“Australia’s Draconian Response to the Security Council’s Resolution on Foreign Terrorist Fighters” by Amos Toh, originally published on JustSecurity.org, on October 7, 2014.
On September 24, the UN Security Council passed a resolution that, among other things, ordered member States to curb the flow of foreign nationals who travel to the Middle East to fight for terrorist groups like ISIS. While governments are naturally concerned about the impact of such fighters on the intensity of conflicts, the resolution is deeply problematic in several respects. Martin Scheinin, the former UN Special Rapporteur on counterterrorism and human rights, warned on Just Security that Resolution 2178 paves the way for States to enact laws that cripple political activism and free expression in the name of restricting the movements of terrorist suspects.
His fears are not misplaced. On the eve of the Council meeting on the Resolution, the Australian government introduced a Foreign Fighters bill that would, among other things, create the offense of “intentionally entering, or remaining in” a foreign country or an area of a country that the government declares to be “areas of terrorist activity.” In a startling reversal of the presumption of innocence, the bill places the burden on Australian citizens and residents who travel to these locations to prove that their travel is “solely” for a “legitimate purpose.” Government-approved purposes include, among others, official government duties, the provision of humanitarian aid, and journalism. Travelers who fail to meet this high bar face up to ten years in jail.
This troubling addition to the ever-expanding universe of terrorism-related offenses undermines the fundamental right of Australians to move freely across borders. It is uncontroversial that States may prohibit and deter individuals from joining terrorist groups and committing acts of violence and other crimes. But a law that compels citizens to justify their travel itineraries under threat of criminal sanction goes too far.
Many travelers to places designated as areas of terrorist activity will face an uphill climb to prove that their travel is “legitimate.” Human rights work, academic research, filmmaking, and business are conspicuously absent from the list of “legitimate purposes.” And while “making a genuine visit to a family member” is a permissible reason to travel, visiting close friends, colleagues or business associates is not. Travelers visiting friends and lovers in conflict zones and the odd, daredevil backpacker are among the scores of innocent Australians who may fall afoul of the new offense.

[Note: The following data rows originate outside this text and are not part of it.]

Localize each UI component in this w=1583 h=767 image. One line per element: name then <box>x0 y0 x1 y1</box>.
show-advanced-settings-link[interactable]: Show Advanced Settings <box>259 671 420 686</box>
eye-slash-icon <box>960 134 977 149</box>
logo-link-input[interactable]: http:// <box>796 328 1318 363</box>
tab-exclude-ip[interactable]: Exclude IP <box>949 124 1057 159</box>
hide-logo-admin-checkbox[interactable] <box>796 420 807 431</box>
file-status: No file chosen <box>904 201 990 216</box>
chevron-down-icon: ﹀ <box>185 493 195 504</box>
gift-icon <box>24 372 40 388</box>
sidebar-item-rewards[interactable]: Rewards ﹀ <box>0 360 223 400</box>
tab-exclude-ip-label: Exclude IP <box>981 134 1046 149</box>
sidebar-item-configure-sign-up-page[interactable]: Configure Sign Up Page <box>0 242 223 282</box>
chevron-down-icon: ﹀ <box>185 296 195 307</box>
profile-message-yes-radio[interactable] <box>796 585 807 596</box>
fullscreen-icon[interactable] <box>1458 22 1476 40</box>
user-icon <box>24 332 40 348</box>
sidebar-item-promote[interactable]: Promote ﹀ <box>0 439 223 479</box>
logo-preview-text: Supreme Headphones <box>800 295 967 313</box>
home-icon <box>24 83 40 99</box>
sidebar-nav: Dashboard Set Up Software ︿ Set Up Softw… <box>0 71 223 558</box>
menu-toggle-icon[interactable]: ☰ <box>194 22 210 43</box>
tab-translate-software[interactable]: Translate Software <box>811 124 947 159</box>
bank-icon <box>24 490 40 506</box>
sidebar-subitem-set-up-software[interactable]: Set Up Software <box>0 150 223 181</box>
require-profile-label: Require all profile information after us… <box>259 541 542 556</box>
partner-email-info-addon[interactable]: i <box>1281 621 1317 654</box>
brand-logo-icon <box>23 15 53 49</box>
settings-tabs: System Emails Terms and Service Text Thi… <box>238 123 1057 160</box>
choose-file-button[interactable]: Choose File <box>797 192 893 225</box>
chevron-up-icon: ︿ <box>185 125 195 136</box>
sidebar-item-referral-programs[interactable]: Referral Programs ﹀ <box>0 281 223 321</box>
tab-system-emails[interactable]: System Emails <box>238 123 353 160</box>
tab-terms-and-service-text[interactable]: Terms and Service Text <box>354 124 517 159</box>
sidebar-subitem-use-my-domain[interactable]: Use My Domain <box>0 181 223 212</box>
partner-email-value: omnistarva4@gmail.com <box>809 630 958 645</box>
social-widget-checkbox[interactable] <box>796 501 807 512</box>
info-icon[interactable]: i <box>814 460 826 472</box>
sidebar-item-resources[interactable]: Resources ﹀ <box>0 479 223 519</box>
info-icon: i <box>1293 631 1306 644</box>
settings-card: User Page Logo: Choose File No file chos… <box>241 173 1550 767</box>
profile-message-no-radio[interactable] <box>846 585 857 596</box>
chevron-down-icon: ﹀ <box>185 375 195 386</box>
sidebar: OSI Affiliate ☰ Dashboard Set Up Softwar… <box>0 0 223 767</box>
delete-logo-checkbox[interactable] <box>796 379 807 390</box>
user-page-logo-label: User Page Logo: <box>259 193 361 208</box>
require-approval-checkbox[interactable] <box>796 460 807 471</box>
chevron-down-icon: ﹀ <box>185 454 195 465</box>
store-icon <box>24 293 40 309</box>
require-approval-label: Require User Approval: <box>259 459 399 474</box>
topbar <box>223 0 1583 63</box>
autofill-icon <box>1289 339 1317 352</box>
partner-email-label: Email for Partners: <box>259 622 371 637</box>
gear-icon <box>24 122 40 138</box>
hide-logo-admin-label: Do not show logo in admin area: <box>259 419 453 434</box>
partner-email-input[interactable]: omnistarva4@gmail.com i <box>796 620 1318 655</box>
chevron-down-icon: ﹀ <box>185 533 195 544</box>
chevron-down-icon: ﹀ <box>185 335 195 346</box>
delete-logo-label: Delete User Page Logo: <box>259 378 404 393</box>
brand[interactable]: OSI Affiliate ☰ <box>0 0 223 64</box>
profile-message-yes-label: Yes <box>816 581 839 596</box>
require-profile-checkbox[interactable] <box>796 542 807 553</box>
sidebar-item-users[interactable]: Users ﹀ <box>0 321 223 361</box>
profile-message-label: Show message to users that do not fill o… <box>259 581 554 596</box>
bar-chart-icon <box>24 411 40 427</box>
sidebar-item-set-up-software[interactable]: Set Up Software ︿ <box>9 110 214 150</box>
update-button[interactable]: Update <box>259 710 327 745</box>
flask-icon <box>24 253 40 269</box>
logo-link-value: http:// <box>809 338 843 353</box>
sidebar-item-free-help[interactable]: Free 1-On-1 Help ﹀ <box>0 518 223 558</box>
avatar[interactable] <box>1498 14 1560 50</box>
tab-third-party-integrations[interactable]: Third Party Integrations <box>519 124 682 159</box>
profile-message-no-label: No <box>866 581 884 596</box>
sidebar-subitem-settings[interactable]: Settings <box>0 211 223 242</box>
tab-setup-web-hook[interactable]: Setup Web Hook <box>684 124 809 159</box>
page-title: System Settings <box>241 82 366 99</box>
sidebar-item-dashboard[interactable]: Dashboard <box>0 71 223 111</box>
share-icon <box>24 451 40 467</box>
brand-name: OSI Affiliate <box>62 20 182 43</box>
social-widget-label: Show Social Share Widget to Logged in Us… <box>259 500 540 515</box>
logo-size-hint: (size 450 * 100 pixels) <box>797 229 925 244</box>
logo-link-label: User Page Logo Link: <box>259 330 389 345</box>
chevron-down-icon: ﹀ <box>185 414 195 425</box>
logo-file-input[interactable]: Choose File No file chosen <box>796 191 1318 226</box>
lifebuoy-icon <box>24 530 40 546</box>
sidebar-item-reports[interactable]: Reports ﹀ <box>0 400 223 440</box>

In a bid to pre-empt these scenarios, the government cites its authority to prescribe additional “legitimate purpose[s]” as an “important safeguard” against unfairly blocking travel. But such an open-ended power is prone to discriminatory application, since it effectively allows the government to pick and choose which activity, project or cause provides a “legitimate” reason for travel, or whom in the designated areas one might “legitimately” visit.
The bill is likely to chill even those activities that qualify as a “legitimate purpose.” Take, for example, the exception for journalists. Only those who are “making a news report of events in the area” and “working in a professional capacity as a journalist” (or assisting the “professional” journalist) will be guaranteed passage free of criminal penalty. This begs the question of what it means to be a “professional” journalist. Must a person be formally employed by an established news agency? Do freelance journalists and reporters working for “new media” count? What about citizen journalists, or documentary filmmakers? Many journalists may abandon work in the designated areas rather than stake their freedom on correctly guessing how the Australian government will answer these questions now or in the future.
One also wonders how the Australian government will monitor compliance with the new travel prohibition. The Foreign Fighters bill comes on the heels of another anti-terror law that dramatically expands the Australian government’s surveillance powers. Privacy and civil liberties groups have complained that the new surveillance law allows Australian spy agencies to collect communications and other personal and sensitive data from a potentially limitless number of computers, and perhaps even the entire Internet, with a single “computer access warrant.” Such warrants are drafted, vetted and approved exclusively by the executive branch. If the Foreign Fighters bill passes, will the Australian government monitor the communications of its citizens to identify those who are planning to travel to conflict areas? Will it demand that airlines and travel companies send passenger lists for certain destinations?
In an interconnected world, the freedom to travel is not simply a right unto itself; it is also essential to the realization of other human rights. Australia’s draconian attempt to limit the “acceptable” reasons for travel to certain countries impairs the ability of Australians to express themselves freely across borders and associate with others around the world. In particular, the travel prohibition will unduly complicate the already difficult work of Australian human rights workers and activists who seek to bring to light the abuses and injustices that occur daily in conflict areas.
Unfortunately, Australia’s Foreign Fighters bill may well become the blueprint for domestic restrictions on travel in the wake of Resolution 2178. The Resolution provides governments around the world with broad cover for restricting the movements of terrorist suspects, but imposes none of the concrete human rights safeguards that might restrict the potential for abuse. While the Council is rightly concerned about the threat that foreign fighters pose to international security, it is also well aware that member States must respect human rights in combating the threat. The Council should work with States to develop a realistic scheme that accomplishes both objectives.